The Three Rooms — What Your Marketing Message Might Be Missing
A simple framework to help you sanity-check your marketing — and the most important type of message you’re probably ignoring today
Aaron Ross’s book Predictable Revenue was my #1 seed in ParkerGale’s 2021 March Madness book bracket. But his newer book, Impossible to Inevitable (co-authored with SaaStr co-founder Jason Lemkin), might be even better.
My favorite part (excerpted in this blog post) focuses on how Zuora divides up their marketing messages into three distinct categories.
I’ve shared the article with several of our marketers and sales leaders in the last year. It always resonates.
From the excerpt:
- “Zuora’s Founder and CEO Tien Tzuo encourages companies to picture a three-room environment — sort of an art gallery, where you walk from room-to-room seeing different things, but all the rooms share a common theme.
- In this metaphor, ‘Room 3’ houses your product or service. It shows off all its features and functions. ‘Room 2’ is the home of your customer’s feelings, needs, pains, both business and personal. Usually, CEOs and revenue leaders spend most of their time in Room 3, and the rest in Room 2.
- ‘Room 1’ is the biggest missed opportunity in marketing and sales. Tien estimates 99% of company leaders and salespeople ignore this room. This room deals with evolving trends in the world, and how businesses need to adapt. CEOs need to connect the Room 1 topics to what’s in Rooms 2 and 3 in a way that makes sense to prospects.”
I’ve discovered something interesting about Room 1 messages and those who build them. Most (maybe all) marketing consultants working on “why us / why now” messages are really building “Room 1” messages: What’s different about the world? What’s changing + what are the trends? What new things are possible? What are leading companies doing differently? And, most importantly, what can you, the customer, do to avoid getting left behind?

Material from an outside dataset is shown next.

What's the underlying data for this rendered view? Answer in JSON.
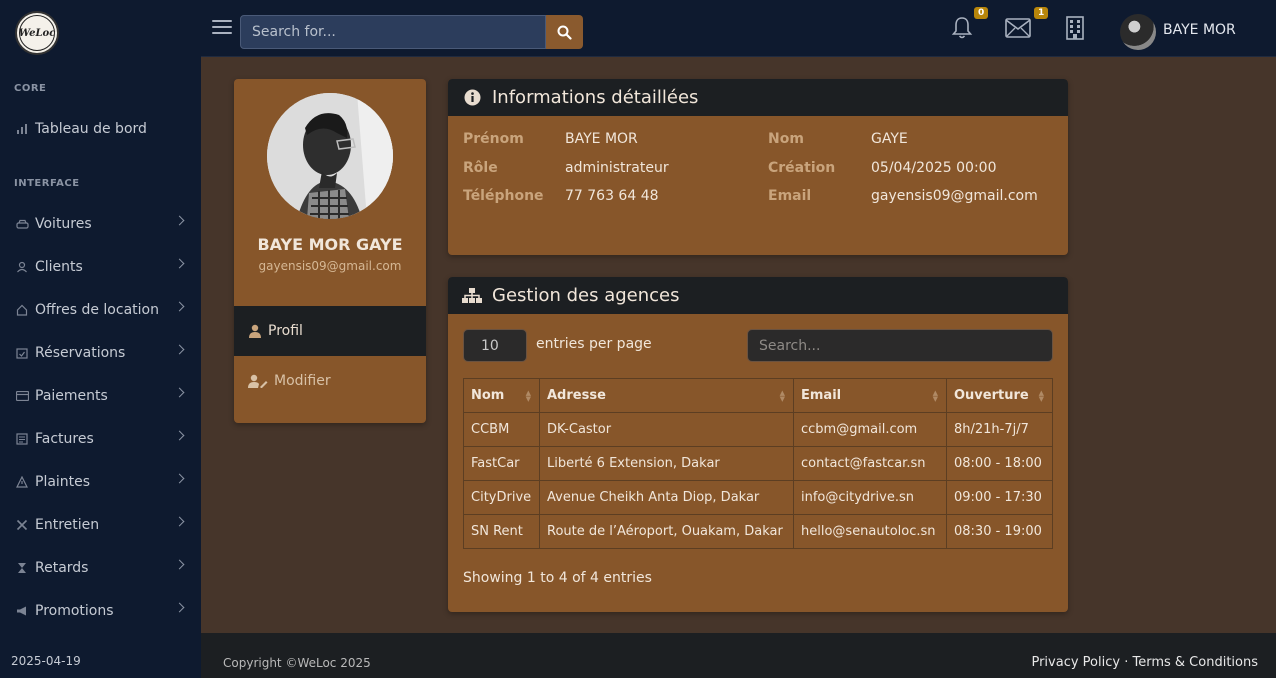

There’s a reason these folks stay in business. When constructed properly, a “Room 1” message makes customers anxious to learn more and builds immediate credibility for the marketer/seller. You’re not just listing features and benefits here. You’re talking about trends that apply to companies like theirs and what they need to do to understand them and respond. Room 1 messaging is also hard to fake. Building it requires expertise, customer intimacy, and a tangible, compelling point-of-view on a market, which takes time to unpack and assemble. Since doing this is hard, most companies stick to the typical Room 2 and Room 3 stuff, which often sounds like this:
“Here’s our product. Here’s what it does. Want some?”

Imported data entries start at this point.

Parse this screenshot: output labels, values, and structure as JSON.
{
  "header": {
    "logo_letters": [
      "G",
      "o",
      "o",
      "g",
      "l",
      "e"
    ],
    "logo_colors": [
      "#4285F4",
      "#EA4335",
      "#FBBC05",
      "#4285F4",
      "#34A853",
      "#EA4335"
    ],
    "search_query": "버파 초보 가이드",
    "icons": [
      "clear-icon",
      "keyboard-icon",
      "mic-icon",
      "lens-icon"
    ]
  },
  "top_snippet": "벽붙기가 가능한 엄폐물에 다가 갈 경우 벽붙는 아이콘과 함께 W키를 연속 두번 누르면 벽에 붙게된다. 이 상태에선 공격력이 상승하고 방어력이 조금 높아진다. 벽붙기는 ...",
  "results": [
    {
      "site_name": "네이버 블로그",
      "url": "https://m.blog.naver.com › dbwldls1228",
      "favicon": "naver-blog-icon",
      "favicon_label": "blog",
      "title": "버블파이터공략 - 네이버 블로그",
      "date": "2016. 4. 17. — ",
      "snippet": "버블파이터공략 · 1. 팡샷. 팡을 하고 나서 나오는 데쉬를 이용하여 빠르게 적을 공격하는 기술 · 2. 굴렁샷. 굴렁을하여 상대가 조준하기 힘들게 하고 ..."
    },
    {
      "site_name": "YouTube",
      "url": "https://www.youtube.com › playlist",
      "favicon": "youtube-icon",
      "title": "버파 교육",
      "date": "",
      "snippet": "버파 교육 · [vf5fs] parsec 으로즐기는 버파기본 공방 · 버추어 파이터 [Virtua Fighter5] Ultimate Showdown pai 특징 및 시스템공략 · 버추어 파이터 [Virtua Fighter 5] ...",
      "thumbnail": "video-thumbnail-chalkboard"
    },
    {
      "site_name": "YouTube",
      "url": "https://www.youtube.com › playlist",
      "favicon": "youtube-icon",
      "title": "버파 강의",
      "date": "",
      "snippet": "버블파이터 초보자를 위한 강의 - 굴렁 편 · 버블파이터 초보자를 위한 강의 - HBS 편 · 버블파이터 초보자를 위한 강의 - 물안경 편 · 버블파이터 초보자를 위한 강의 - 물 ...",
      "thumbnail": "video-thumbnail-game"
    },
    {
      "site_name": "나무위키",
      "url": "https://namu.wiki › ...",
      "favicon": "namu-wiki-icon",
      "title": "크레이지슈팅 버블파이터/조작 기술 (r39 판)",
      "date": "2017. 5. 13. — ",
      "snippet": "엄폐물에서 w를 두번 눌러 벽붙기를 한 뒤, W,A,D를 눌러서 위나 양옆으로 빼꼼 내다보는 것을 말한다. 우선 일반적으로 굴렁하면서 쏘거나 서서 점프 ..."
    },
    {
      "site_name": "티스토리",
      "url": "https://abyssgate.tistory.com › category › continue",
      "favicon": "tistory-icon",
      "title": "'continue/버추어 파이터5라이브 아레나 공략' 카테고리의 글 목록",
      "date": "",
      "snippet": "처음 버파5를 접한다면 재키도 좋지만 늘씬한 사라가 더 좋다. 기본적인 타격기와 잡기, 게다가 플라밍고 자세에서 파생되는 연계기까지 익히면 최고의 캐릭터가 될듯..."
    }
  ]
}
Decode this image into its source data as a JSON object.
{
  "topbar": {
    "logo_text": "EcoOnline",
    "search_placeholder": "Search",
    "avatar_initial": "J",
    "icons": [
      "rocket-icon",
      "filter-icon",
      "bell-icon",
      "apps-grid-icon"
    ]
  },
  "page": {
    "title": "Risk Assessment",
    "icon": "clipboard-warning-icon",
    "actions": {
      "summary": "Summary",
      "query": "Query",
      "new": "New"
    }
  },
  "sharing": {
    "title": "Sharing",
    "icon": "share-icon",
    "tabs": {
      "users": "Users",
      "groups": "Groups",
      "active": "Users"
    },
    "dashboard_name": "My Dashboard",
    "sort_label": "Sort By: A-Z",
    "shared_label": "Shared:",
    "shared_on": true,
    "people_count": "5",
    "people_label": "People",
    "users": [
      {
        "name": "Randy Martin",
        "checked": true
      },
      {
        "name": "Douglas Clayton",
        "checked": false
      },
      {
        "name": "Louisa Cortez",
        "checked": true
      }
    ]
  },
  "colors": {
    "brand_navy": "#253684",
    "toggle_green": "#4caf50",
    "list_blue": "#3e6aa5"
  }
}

Not that compelling, right? It’s a shame how common this refrain is. But the ubiquity of this “blah” messaging can actually work to your advantage. It can help you stand out.

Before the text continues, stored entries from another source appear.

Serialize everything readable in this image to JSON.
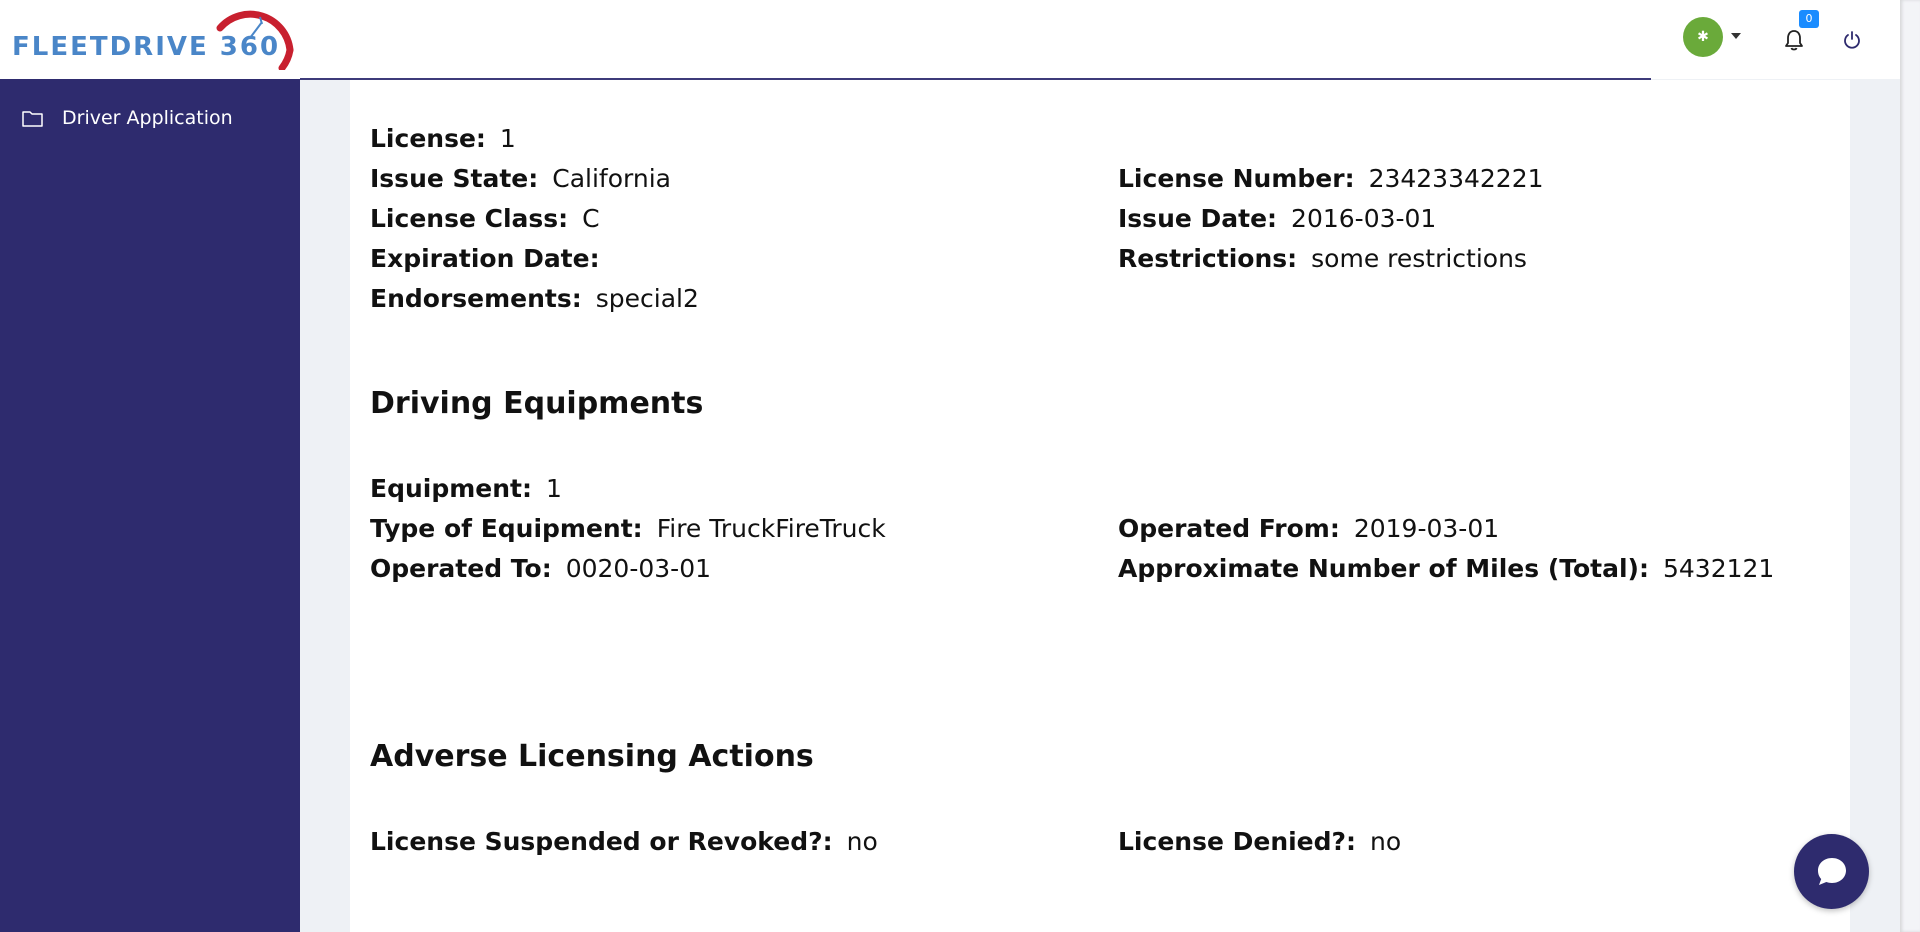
{
  "header": {
    "logo_text": "FLEETDRIVE 360",
    "avatar_text": "✱",
    "notifications_count": "0"
  },
  "sidebar": {
    "items": [
      {
        "label": "Driver Application",
        "icon": "folder-icon"
      }
    ]
  },
  "license": {
    "title_label": "License:",
    "title_value": "1",
    "issue_state_label": "Issue State:",
    "issue_state": "California",
    "license_number_label": "License Number:",
    "license_number": "23423342221",
    "license_class_label": "License Class:",
    "license_class": "C",
    "issue_date_label": "Issue Date:",
    "issue_date": "2016-03-01",
    "expiration_date_label": "Expiration Date:",
    "expiration_date": "",
    "restrictions_label": "Restrictions:",
    "restrictions": "some restrictions",
    "endorsements_label": "Endorsements:",
    "endorsements": "special2"
  },
  "equipment": {
    "section_title": "Driving Equipments",
    "title_label": "Equipment:",
    "title_value": "1",
    "type_label": "Type of Equipment:",
    "type": "Fire TruckFireTruck",
    "operated_from_label": "Operated From:",
    "operated_from": "2019-03-01",
    "operated_to_label": "Operated To:",
    "operated_to": "0020-03-01",
    "miles_label": "Approximate Number of Miles (Total):",
    "miles": "5432121"
  },
  "adverse": {
    "section_title": "Adverse Licensing Actions",
    "suspended_label": "License Suspended or Revoked?:",
    "suspended": "no",
    "denied_label": "License Denied?:",
    "denied": "no"
  },
  "colors": {
    "sidebar": "#2e2b6e",
    "logo_blue": "#4a86c8",
    "logo_red": "#c8202f",
    "avatar": "#6aaa3a",
    "badge": "#1a8cff"
  }
}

That’s because Room 1 messaging is not only different. It’s rare.
Other smart people seem to agree. Some of my other favorite sales and marketing thinkers have also (independently) seized upon the power of “Room 1” messaging:
- April Dunford in Obviously Awesome: “Once you have determined your market context, you can start to think about how you can layer a trend on top of your positioning to help potential customers understand why your offering is important to them right now. This step is optional but potentially really powerful — if you go about it carefully. A trend helps customers see your product as an urgent or strategic (or dare we say it, cool) purchase.”
- Pete Kazanjy in Founding Sales (Ch. 2 — Baking Your Product Narrative): “What has changed that enables your new solution?: Typically in product innovation, and the associated selling of those products, something has “changed” that enables a new solution. It’s important for you to understand the underpinnings of the change, because your narrative will need to explain it. In fact, that change will be crucial to how you frame the new opportunities that have opened up for your would-be customers. For instance, in sales CRM, the rise of ubiquitous web access and browser technology provided an opportunity for Salesforce to create a SaaS offering that was far less clunky than traditional on-premise CRMs, accessible from any web-enabled client, and always up-to-date with the latest features.”
Yes, customer pain matters. Yes, knowing your product matters. But the benefits of knowing your customer and your product multiply when you wrap it all inside a compelling story.
A story about what’s really going on in the world around you.
How things are changing.
And what’s possible now that wasn’t before.
Start telling that story, and pay attention to how customers respond.
Don’t be surprised if they want to hear more.